Levant enrolled at Northeastern University in 2022 and pursued a doctorate in law and public policy.

Two years later, he began working for PHAI.

Levant said he is not necessarily opposed to legalized gambling. But he argues that betting companies employ strategies that amplify addiction, sending customers push notifications and promotional offers that are informed by their betting history data.

He is similarly troubled by prediction markets Kalshi and Polymarket, which are not regulated or taxed like traditional gambling companies and can be used by consumers as young as 18.

(An Army soldier was arrested earlier this year and accused of using confidential information about U.S. military plans to apprehend Venezuela President Nicolás Maduro to win more than $400,000 from Polymarket.)

The American Gaming Association, a national trade group that represents the casino industry, reported that a survey it conducted in 2025 found that 57% of adults in the U.S. had participated in some form of gambling during the previous year, while 21% had placed a sports bet.

According to the association’s study, 84% of sports bettors said they believe the industry is committed to combating problem gambling.

In Pennsylvania, calls to a help line — 1-800-GAMBLER — soared from 330 in 2021 to 1,171 in 2024. Meanwhile, between January and September 2025, companies spent $37 million on advertisements for online gambling in the Philadelphia area — more than any other media market.

Levant said he gets about a dozen emails a week from people who are seeking addiction help for themselves or a loved one.

“You know what they all have in common?” he asked. “Pain.”

‘A burgeoning movement’

The Senate subcommittee hearing is part of a larger flurry of legislative efforts to address growing alarm about gambling addiction, which Levant describes as a “mental health crisis” cascading across the country.

Earlier this month, U.S Sen.
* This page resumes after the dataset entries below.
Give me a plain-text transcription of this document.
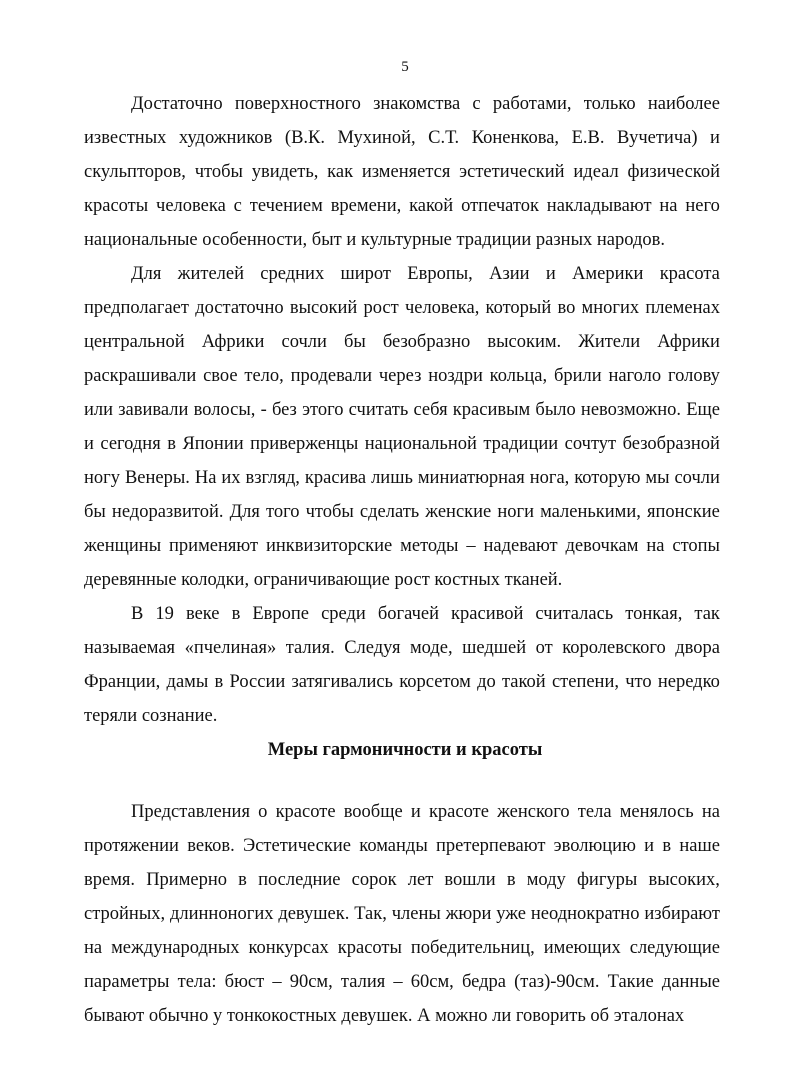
5
Достаточно поверхностного знакомства с работами, только наиболее
известных художников (В.К. Мухиной, С.Т. Коненкова, Е.В. Вучетича) и
скульпторов, чтобы увидеть, как изменяется эстетический идеал физической
красоты человека с течением времени, какой отпечаток накладывают на него
национальные особенности, быт и культурные традиции разных народов.
Для жителей средних широт Европы, Азии и Америки красота
предполагает достаточно высокий рост человека, который во многих племенах
центральной Африки сочли бы безобразно высоким. Жители Африки
раскрашивали свое тело, продевали через ноздри кольца, брили наголо голову
или завивали волосы, - без этого считать себя красивым было невозможно. Еще
и сегодня в Японии приверженцы национальной традиции сочтут безобразной
ногу Венеры. На их взгляд, красива лишь миниатюрная нога, которую мы сочли
бы недоразвитой. Для того чтобы сделать женские ноги маленькими, японские
женщины применяют инквизиторские методы – надевают девочкам на стопы
деревянные колодки, ограничивающие рост костных тканей.
В 19 веке в Европе среди богачей красивой считалась тонкая, так
называемая «пчелиная» талия. Следуя моде, шедшей от королевского двора
Франции, дамы в России затягивались корсетом до такой степени, что нередко
теряли сознание.
Меры гармоничности и красоты
Представления о красоте вообще и красоте женского тела менялось на
протяжении веков. Эстетические команды претерпевают эволюцию и в наше
время. Примерно в последние сорок лет вошли в моду фигуры высоких,
стройных, длинноногих девушек. Так, члены жюри уже неоднократно избирают
на международных конкурсах красоты победительниц, имеющих следующие
параметры тела: бюст – 90см, талия – 60см, бедра (таз)-90см. Такие данные
бывают обычно у тонкокостных девушек. А можно ли говорить об эталонах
Richard Blumenthal (D., Conn.), U.S. Rep Paul Tonko (D., N.Y.), and four other members of Congress sent letters to the CEOs of 10 companies, including FanDuel, DraftKings, BetMGM, Kalshi, and Polymarket.

The lawmakers peppered the executives with questions about their operations, including whether they had been fined due to minors accessing their products, and how much of their revenue is derived from bettors who show signs of being problem gamblers.

The elected officials requested answers and a staff-level briefing by May 29.

Blumenthal and Tonko previously introduced the Supporting Affordability and Fairness with Every Bet Act, which would prohibit sportsbook advertising during live events and prevent companies from accepting more than five financial deposits from a customer in 24 hours.

“There’s absolutely no question in my mind that we’re seeing the intensification of a burgeoning movement,” Levant said. “I think the days of the gambling companies, the prediction markets, and the leagues acting with impunity to monetize [addiction] and call it revenue are coming to an end.”